Laverne considered. "No, I believe I would rather have him buried. I should think how the sly fox crept up and dragged him out before he could turn to defend himself. We will put him in a box and bury him. Oh, Balder, I shall miss you so much."

"I think I could capture one easily."

"To be sure you could. They're stupid things," subjoined Pablo.

"But he wasn't. Uncle Jason, I think some wicked fairy changed him from something else, for he used to look at times as if he had a story in his eyes. No, I don't want another. And I should always be afraid of a fox."

He snuggled her up with his arm close about her. So they sat until the stars came out, twinkling like live spirits in the cloudless blue. It was warm, with all manner of odors in the air, and the hum of the city, lying below them, came up faintly. Oh, how he loved her. And he prayed there might never come any deeper sorrow to touch her tender heart.

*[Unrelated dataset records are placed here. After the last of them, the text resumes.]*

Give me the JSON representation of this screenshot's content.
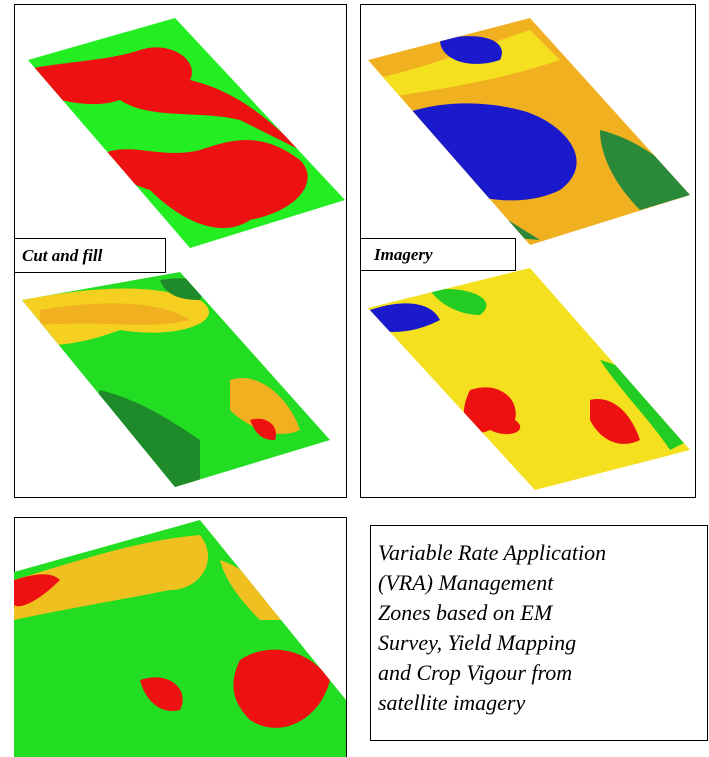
{
  "panels": {
    "cut_and_fill": {
      "label": "Cut and fill"
    },
    "imagery": {
      "label": "Imagery"
    }
  },
  "description": {
    "lines": [
      "Variable Rate Application",
      "(VRA) Management",
      "Zones based on EM",
      "Survey, Yield Mapping",
      "and Crop Vigour from",
      "satellite imagery"
    ]
  }
}
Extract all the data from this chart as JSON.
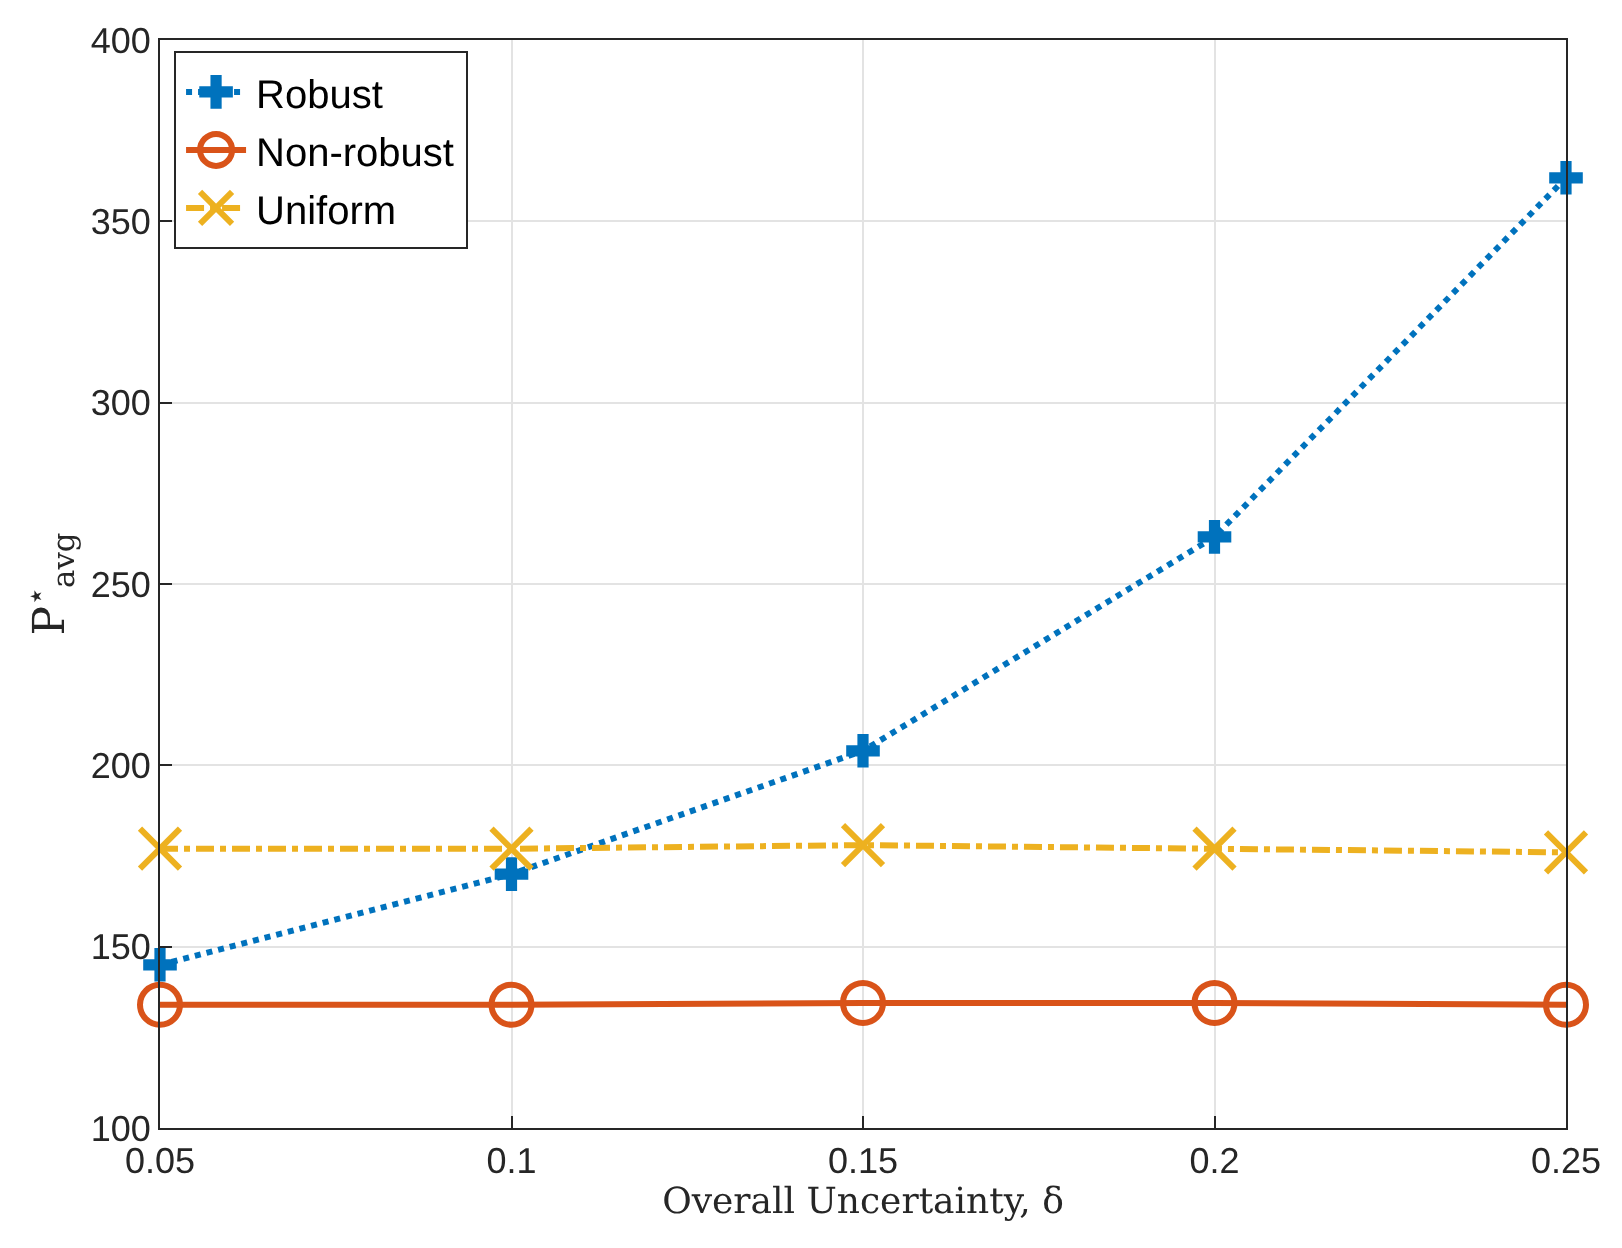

Pablo dug a grave the next morning, and they buried Balder the beautiful. All day she dreamed of the Norse gods, and of Hermod, who took the journey to the barred gates of Hell, at Frigga's earnest persuasion, and how every rock, and tree and all living things wept for him, except one old hag, sitting in the mouth of a cavern, who refused because she hated him, and so Balder could not return. She was a little absent, and missed two or three questions, and Miss Bain asked her if her head ached, she made such an effort to keep the tears from her eyes.

So Balder slept under a straight young pine near the little lake they had made for him. Pablo skinned the fox with great zest, and made of it a fine rug, with a strip of black bearskin for a border.